作者:张华 发表于:2014-10-29
版权声明:可以任意转载,转载时请务必以超链接形式标明文章原始出处和作者信息及本版权声明
( http://blog.csdn.net/quqi99 )
我们知道, OpenStack Juno版本实现了VRRP特性为neutron l3-agent提供HA服务(可以参见笔者的另一篇博客, http://blog.csdn.net/quqi99/article/details/18799877). 但是OpenStack Icehouse版本不支持VRRP特性, 使用Corosync+Pacemaker为Icehouse L3-agent提供Active/Passive HA服务.
1, 理论分析
a, 当一个L3-agent节点出故障后, 另一个L3-agent节点启动后, 要想L3-agent对这个router重新调度可以使用'neutron l3-agent-router-remove <l3-agent-id> <router-id>'命令对router解绑定(网上也有类似的脚本, 如: https://github.com/stackforge/cookbook-openstack-network/blob/master/files/default/neutron-ha-tool.py ). 或者更简单一些地直接让两个L3-agent节点的hostname相同, 这样另一个L3-agent都会对router进程重新调度.
使用相同的hostname来实现icehouse中的l3-agent的HA问题是最简单的. 但需要确保corosync能work:
(1) 在l3-agent的ocf文件的start方法的最前面修改hostname和/etc/hosts:
hostname neutron-gateway
old_hostname=`cat /etc/hostname`
ip=`ping -c 1 $old_hostname |grep 'icmp_seq' |awk -F ')' '{print $1}' |awk -F '(' '{print $2}'`
record="$ip neutron-gateway"
is_in_hosts=`grep 'neutron-gateway' /etc/hosts`
[[ $is_in_hosts = $record ]] && echo yes || sh -c "echo $record >> /etc/hosts"
如果是采用router重新调度的方式, 可以在ocf文件的start方法的最前面加上下列脚本:
export OS_USERNAME=admin
export OS_PASSWORD=openstack
export OS_TENANT_NAME=admin
export OS_REGION_NAME=RegionOne
export OS_AUTH_URL=${OS_AUTH_PROTOCOL:-http}://10.5.0.18:5000/v2.0
l3_agent_ids=$(neutron agent-list |grep 'L3 agent' |awk -F '|' '{print $2}')
for l3_agent_id in $l3_agent_ids; do
router_ids=$(neutron router-list-on-l3-agent $l3_agent_id |grep 'network_id' |awk -F '|' '{print $2}')

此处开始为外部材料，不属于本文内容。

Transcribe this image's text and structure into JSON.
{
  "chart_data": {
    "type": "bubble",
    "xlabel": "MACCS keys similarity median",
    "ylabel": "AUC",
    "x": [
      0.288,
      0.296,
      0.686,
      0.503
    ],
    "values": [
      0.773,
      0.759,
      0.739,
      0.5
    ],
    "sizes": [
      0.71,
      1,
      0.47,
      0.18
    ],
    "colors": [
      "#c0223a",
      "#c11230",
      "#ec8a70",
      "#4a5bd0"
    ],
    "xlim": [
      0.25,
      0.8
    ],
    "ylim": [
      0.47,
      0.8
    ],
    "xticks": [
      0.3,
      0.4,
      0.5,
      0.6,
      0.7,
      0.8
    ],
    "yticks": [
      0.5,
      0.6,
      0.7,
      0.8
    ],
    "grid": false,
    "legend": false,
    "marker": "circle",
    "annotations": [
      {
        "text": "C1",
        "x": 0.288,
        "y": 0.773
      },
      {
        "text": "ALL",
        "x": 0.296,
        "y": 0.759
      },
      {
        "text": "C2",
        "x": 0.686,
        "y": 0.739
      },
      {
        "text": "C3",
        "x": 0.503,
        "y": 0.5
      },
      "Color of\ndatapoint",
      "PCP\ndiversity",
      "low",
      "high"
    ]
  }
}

if [ ! -s $router_ids ]; then
for router_id in $router_ids; do
if [ ! -z "$if_down" ]; then
neutron l3-agent-router-remove $l3_agent_id $router_id
done;
fi
done;
b, 另外, 如果一个L3-agent节点并不是关机了, 只是进程死掉的话, 还应该删除qrouter-<router-id>命名空间, 虚机子网网关接口, 以及浮动IP接口. 故需要ocf的stop方法中添加:
neutron-ovs-cleanup #它将删除 router-命名空间中的qr-和qg-打头的网关port, 同时删除全局命名空间中与之相关的peer设备.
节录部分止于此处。